Case ID: ad2d_112/html/0085-01.html
Source: Caselaw Access Project
Author: {"author": "", "license": "Public Domain", "url": "https://static.case.law/"}
Date Created: 2024-08-24T03:29:51.129683

Makram A. Tadros, Appellant, v New York City Health and Hospitals Corporation, Respondent.
   Order, Supreme Court, New York County (Shorter, J.), entered on or about January 7, 1985, granting plaintiff’s motion for reargument and, upon reargument, adhering to the court’s original determination denying plaintiffs motion for leave to serve a late notice of claim, unanimously modified, on the law and the facts and in the exercise of discretion, without costs or disbursements, to grant the motion for leave to serve a late notice of claim and, except as thus modified, affirmed.
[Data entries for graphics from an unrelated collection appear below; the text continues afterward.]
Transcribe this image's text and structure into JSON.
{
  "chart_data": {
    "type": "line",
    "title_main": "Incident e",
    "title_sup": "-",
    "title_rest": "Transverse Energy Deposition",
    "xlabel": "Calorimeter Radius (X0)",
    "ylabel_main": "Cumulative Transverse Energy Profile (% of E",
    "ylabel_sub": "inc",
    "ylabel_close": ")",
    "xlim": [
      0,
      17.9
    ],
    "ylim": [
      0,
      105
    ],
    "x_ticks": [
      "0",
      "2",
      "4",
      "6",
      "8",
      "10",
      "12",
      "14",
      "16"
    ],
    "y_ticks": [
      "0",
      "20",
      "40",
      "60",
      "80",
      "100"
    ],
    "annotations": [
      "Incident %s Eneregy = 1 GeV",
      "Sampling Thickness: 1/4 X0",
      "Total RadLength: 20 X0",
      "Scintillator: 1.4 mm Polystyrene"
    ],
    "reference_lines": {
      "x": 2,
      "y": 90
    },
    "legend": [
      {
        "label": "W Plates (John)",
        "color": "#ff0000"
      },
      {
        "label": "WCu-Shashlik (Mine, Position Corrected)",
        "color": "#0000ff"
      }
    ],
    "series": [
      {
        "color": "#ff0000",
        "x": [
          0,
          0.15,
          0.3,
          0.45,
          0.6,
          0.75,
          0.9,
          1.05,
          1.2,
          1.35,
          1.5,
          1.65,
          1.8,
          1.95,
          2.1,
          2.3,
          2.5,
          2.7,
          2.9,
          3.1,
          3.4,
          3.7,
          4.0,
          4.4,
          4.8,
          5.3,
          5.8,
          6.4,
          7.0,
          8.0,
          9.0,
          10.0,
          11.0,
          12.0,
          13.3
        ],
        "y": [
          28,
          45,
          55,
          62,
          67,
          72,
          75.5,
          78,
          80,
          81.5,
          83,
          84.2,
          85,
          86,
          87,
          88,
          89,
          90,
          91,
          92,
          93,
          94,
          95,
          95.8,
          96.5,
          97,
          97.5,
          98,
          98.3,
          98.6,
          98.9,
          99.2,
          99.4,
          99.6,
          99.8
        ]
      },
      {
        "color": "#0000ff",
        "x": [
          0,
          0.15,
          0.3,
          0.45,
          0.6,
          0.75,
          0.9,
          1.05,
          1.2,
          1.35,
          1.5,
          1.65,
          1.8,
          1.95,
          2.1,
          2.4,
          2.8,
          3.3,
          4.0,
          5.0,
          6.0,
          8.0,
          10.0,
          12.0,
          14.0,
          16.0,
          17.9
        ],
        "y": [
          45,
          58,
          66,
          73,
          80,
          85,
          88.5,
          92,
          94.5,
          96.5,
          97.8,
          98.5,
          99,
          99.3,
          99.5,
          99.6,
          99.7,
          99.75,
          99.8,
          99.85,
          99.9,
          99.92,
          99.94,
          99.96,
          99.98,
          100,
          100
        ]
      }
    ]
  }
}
On July 28, 1983, plaintiff, an ophthalmologist who had a few months earlier been advised that he would not be reappointed to the Metropolitan Hospital staff, appeared at the Medical Board office window, demanding entry. After plaintiff forced his way into the office and then refused to leave, the secretary called the security department, which dispatched two officers, who escorted plaintiff from the premises. Plaintiff immediately filed a police report of the incident and criminal summonses were issued against the two security guards. That same day plaintiff was also examined by a physician at Lenox Hill Hospital, who diagnosed his injuries as "bruises and contusions both wrists and forearms.” The next day, plaintiff hand delivered a letter addressed to Health and Hospitals Corporation’s (HHC) President Stanley Brezenoff briefly detailing the incident. In a second letter to Mr. Brezenoff plaintiff stated that "litigation [was] being contemplated in my case vs. Metropolitan Hospital”, but that any such action was being withheld until a discussion was had of "all aspects of this serious issue with you.” In September 1983, after investigating the incident, Metropolitan concluded that its security guards had acted properly and within the scope of their employment. Plaintiff, acting pro se, thereafter, on October 25, 1983, served a notice of claim addressed to HHC upon the city, alleging an assault by the two guards resulting in physical and psychological injury. McKinney’s Unconsolidated Laws of NY § 7401 (2) (L 1969, ch 1016, § 20) provides that an action for personal injuries may not be maintained against HHC unless a timely notice of claim "shall have been filed with a director or officer of the corporation”. Plaintiff took no further action on his claim until, by notice of motion returnable July 2, 1984, he moved for leave to file a late notice of claim, asserting in support thereof that his failure to serve HHC was due to the mistaken belief that HHC was a city agency and that, even in the absence of a properly served notice of claim, HHC had been put on timely notice. Special Term, citing Parochial Bus Sys. v Board of Educ. (60 NY2d 539), denied the motion. We reverse.

Unlike the provision of the Education Law then in effect in Parochial Bus (supra), General Municipal Law § 50-e (5) vests discretion in the courts to permit late filing where the claimant, in serving the notice of claim, "made an excusable error concerning the identity of the public corporation against which the claim should be asserted”. In the circumstances presented we find plaintiff’s mistaken belief that HHC was a city agency to be a sufficient excuse warranting late filing relief. HHC has been on notice of the incident from the time of its occurrence and has even conducted its own investigation. While it has never had an opportunity to conduct a physical examination, plaintiff’s injuries, or lack thereof, are well documented. Thus, we are unable, in our view of the record, to conclude that the city will be substantially prejudiced, as it claims, by a later filing. Concur — Sullivan, J. P., Carro, Fein, Milonas and Ellerin, JJ.